ICPS 2019 Fred Kavli Keynote Addresses Abstracts

Learn more about what the Keynote speakers will be presenting on at the ICPS 2019!

Keynote Speaker - BJ CaseyArrested Development or Adaptive? The Adolescent and Self Control

Thursday, 7 March 2019 | 19:00 – 20:15 (7:00 PM – 8:15 PM)

BJ Casey, Department of Psychology, Yale University, USA

Adolescence refers to the transition from childhood to adulthood that begins with the onset of puberty and ends with successful independence from the parent. A paradox for human adolescence is why—during a time when the individual is probably faster, stronger, of higher reasoning capacity, and more resistant to disease—there is such an increase in mortality relative to childhood. The increase in fatalities at this age is due not to disease but, rather, to preventable forms of death (accident, suicide, and homicide) associated with adolescents putting themselves in harm’s way, in part because of diminished self-control—the ability to suppress inappropriate emotions, desires, and actions. In this lecture, empirical findings will be presented on how self-control can vary as a function of age, the situation, and the individual. Evidence for dynamic reorganization of the brain that coincides with apparent lapses in self-control during adolescence will be discussed in the context of evolution based biological constraints on the brain that may enable the adolescent to adapt to the many unique challenges of this exciting developmental phase of life.


 

The Brain in the Ecosystem: Cognition, Culture, and the Environment

Friday, 8 March 2019 | 19:00 – 20:00 (7:00 PM – 8:00 PM)

Atsushi Iriki, Laboratory for Symbolic Cognitive Development, RIKEN Center for Biosystems Dynamics Research, Japan 

Human evolution has involved a continuous process of acquiring new kinds of cognitive capacity to form novel culture. The dramatic expansion of the primate brain that accompanied additions of new functional areas would have supported such continuous evolution. Extended brain functions would have driven rapid and drastic changes in primates’ ecological niche, which in turn demanded further brain resources to adapt to it. In this way, primate ancestors constructed a novel niche in each of the ecological, cognitive, and neural domains, whose interactions accelerated their individual evolution through a process of “triadic niche construction.” Human higher cognitive activity can therefore be viewed holistically as one component of the earth’s ecosystem, eventually comprising the “Anthropocene.” The primate brain’s functional characteristics seem to play a key role in this triadic interaction.


 

Frans B.M. de Waal Keynote AddressEvolution of Emotions and Empathy in Primates

Saturday, 9 March 2019 | 19:00 – 20:00 (7:00 PM – 8:00 PM)

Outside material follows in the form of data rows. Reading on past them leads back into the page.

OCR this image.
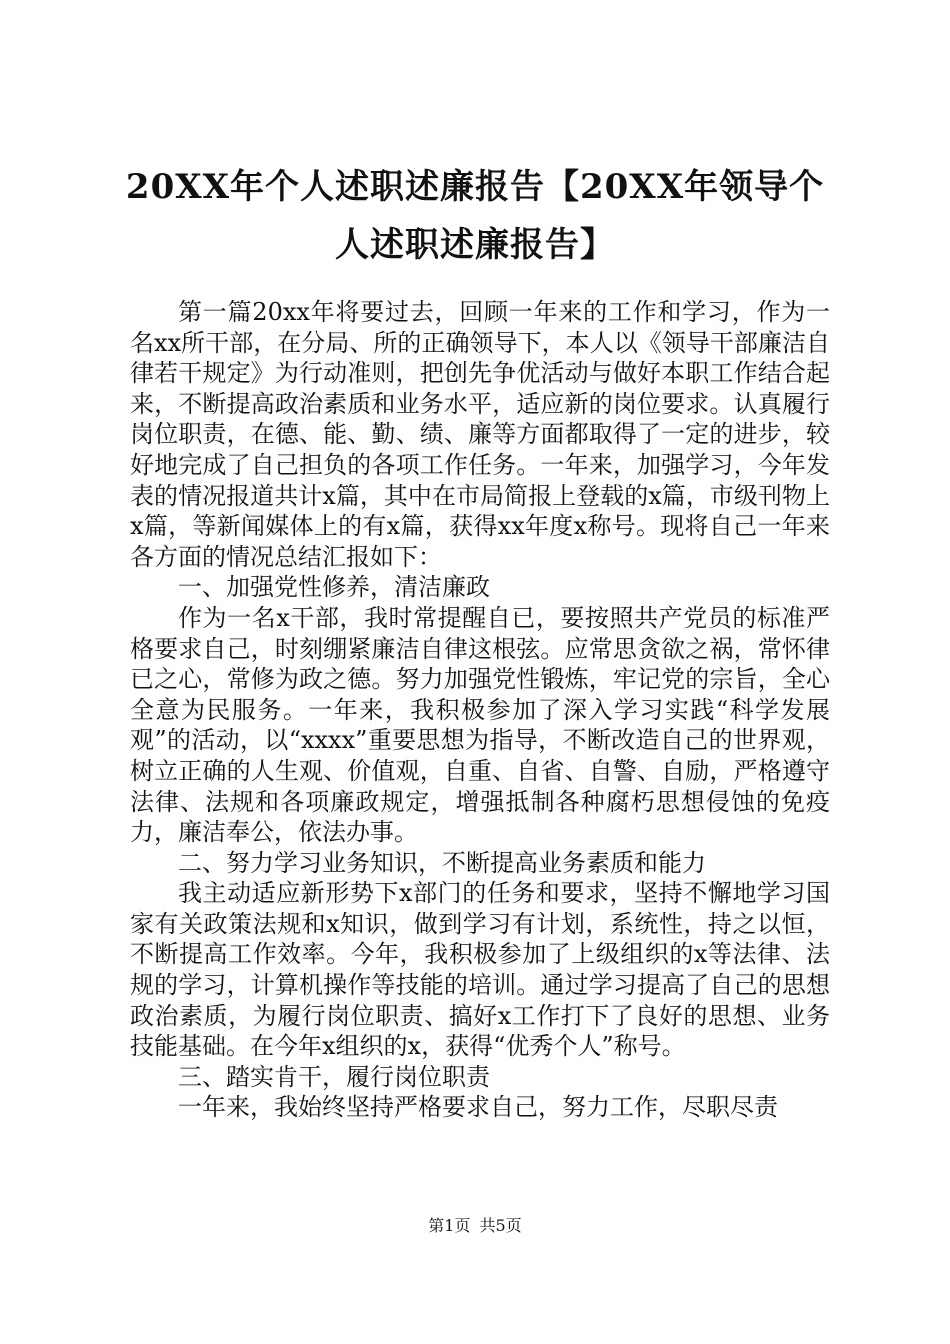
20XX年个人述职述廉报告【20XX年领导个人述职述廉报告】

第一篇20xx年将要过去，回顾一年来的工作和学习，作为一名xx所干部，在分局、所的正确领导下，本人以《领导干部廉洁自律若干规定》为行动准则，把创先争优活动与做好本职工作结合起来，不断提高政治素质和业务水平，适应新的岗位要求。认真履行岗位职责，在德、能、勤、绩、廉等方面都取得了一定的进步，较好地完成了自己担负的各项工作任务。一年来，加强学习，今年发表的情况报道共计x篇，其中在市局简报上登载的x篇，市级刊物上x篇，等新闻媒体上的有x篇，获得xx年度x称号。现将自己一年来各方面的情况总结汇报如下：

一、加强党性修养，清洁廉政

作为一名x干部，我时常提醒自已，要按照共产党员的标准严格要求自己，时刻绷紧廉洁自律这根弦。应常思贪欲之祸，常怀律已之心，常修为政之德。努力加强党性锻炼，牢记党的宗旨，全心全意为民服务。一年来，我积极参加了深入学习实践“科学发展观”的活动，以“xxxx”重要思想为指导，不断改造自己的世界观，树立正确的人生观、价值观，自重、自省、自警、自励，严格遵守法律、法规和各项廉政规定，增强抵制各种腐朽思想侵蚀的免疫力，廉洁奉公，依法办事。

二、努力学习业务知识，不断提高业务素质和能力

我主动适应新形势下x部门的任务和要求，坚持不懈地学习国家有关政策法规和x知识，做到学习有计划，系统性，持之以恒，不断提高工作效率。今年，我积极参加了上级组织的x等法律、法规的学习，计算机操作等技能的培训。通过学习提高了自己的思想政治素质，为履行岗位职责、搞好x工作打下了良好的思想、业务技能基础。在今年x组织的x，获得“优秀个人”称号。

三、踏实肯干，履行岗位职责

一年来，我始终坚持严格要求自己，努力工作，尽职尽责

第1页 共5页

Frans B.M. de Waal, Department of Psychology, Emory University, USA and Utrecht University, The Netherlands

Emotions suffuse much of the language employed by students of animal behavior—from “social bonding” to “alarm calls”—yet are often avoided as explicit topics in scientific discourse. Given the increasing interest of human psychology in the emotions, and the neuroscience of animal emotions such as fear and attachment, the taboo that has hampered animal research in this area is outdated. The main point is to separate emotions from feelings, which are the subjective experiences that accompany emotions. Whereas science has no access to animal feelings, animal emotions are as observable and measurable as human emotions. They are mental and bodily states that potentiate behavior appropriate mostly to social situations. The presenter will discuss early ideas about animal emotions and draw on research on empathy and the perception of emotions in primates to make the point that the study of animal emotions is a necessary complement to the study of behavior. Emotions are best viewed as the organizers of adaptive responses to environmental stimuli.